Another related problem, arising when enabling lazy loading, is the n+1 select problem. For more
details, read chapter 8, section 8.6.1, “Solving the n+1 selects problem”. By the way, a nice way to
spot this issue early is to measure the number of queries executed per page; you can easily achieve
that by writing a tool to watch logs from NHibernate.SQL at DEBUG level. If it is higher than a certain
limit, you have got a problem to solve and do it immediately, before you forget what is going on in
this page.
You may also measure other performance-killer operations (like the number of remote calls
per page) and global performance information (like the time it takes to process each page).
You should also try to load the information you need using the minimal number of queries
(however, avoid expensive queries like those involving Cartesian product). Note that it is generally
more important to minimize the number of entities loaded (row count) than the number of fields
loaded for each entity (column count).

Chapter 8 describes many features that can help you writing optimized queries.
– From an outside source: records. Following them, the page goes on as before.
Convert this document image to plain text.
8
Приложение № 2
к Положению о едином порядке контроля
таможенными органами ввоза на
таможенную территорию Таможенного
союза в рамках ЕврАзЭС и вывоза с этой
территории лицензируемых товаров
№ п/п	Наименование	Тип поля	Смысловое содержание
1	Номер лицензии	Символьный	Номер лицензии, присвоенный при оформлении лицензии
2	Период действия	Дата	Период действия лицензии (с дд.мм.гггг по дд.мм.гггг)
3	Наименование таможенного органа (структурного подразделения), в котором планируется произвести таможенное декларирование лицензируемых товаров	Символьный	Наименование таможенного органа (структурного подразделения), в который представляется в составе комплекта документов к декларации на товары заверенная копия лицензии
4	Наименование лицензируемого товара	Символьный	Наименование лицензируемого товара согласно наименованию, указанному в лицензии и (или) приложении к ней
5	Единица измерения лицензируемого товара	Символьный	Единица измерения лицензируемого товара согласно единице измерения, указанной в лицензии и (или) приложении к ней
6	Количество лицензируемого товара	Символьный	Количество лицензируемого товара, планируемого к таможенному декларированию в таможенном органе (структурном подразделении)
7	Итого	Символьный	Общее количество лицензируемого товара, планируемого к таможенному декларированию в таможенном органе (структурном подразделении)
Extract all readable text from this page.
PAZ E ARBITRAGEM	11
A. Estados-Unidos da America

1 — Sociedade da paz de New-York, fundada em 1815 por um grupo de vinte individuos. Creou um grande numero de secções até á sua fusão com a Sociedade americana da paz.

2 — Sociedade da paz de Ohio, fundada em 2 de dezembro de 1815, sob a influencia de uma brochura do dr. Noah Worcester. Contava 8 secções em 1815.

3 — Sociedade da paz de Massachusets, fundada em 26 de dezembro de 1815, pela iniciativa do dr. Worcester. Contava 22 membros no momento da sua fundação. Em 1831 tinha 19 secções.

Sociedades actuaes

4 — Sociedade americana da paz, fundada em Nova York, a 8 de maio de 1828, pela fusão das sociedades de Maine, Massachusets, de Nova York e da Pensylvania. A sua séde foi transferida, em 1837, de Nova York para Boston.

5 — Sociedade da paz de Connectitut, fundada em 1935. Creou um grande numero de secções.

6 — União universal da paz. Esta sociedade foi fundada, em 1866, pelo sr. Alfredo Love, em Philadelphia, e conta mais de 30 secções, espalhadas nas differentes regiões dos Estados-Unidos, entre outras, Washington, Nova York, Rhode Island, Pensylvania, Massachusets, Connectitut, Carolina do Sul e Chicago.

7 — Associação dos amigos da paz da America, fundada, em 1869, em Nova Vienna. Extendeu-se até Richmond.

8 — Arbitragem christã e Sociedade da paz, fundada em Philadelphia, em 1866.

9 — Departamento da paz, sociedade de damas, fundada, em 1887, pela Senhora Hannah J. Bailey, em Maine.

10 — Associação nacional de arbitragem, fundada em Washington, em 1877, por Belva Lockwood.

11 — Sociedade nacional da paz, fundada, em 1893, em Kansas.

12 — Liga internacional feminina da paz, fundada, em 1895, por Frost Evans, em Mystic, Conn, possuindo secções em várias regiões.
Now, let’s talk about a less known issue. This one is related to the way NHibernate works. When
you load entities, the NHibernate session keeps a number of information about them (for transparent
persistence, dirty checking, etc.). And when committing/flushing, the session uses this information to
perform the required operations.

There is a specific situation where this process can be a performance bottleneck: When you load a
lot of entities to update only few of them, this process will be slower than it should be. The reason is
that the session will check all these entities to find those that must be updated. You should help it
avoiding this waste by evicting unchanged entities or using another session to save changed entities.
As a last resort, consider using the 2nd level cache (and the query cache) to hit the database less
often and reuse previous results. Read chapter 6, section 6.3, “Caching theory and practice”, for more details on the pros and cons of this feature.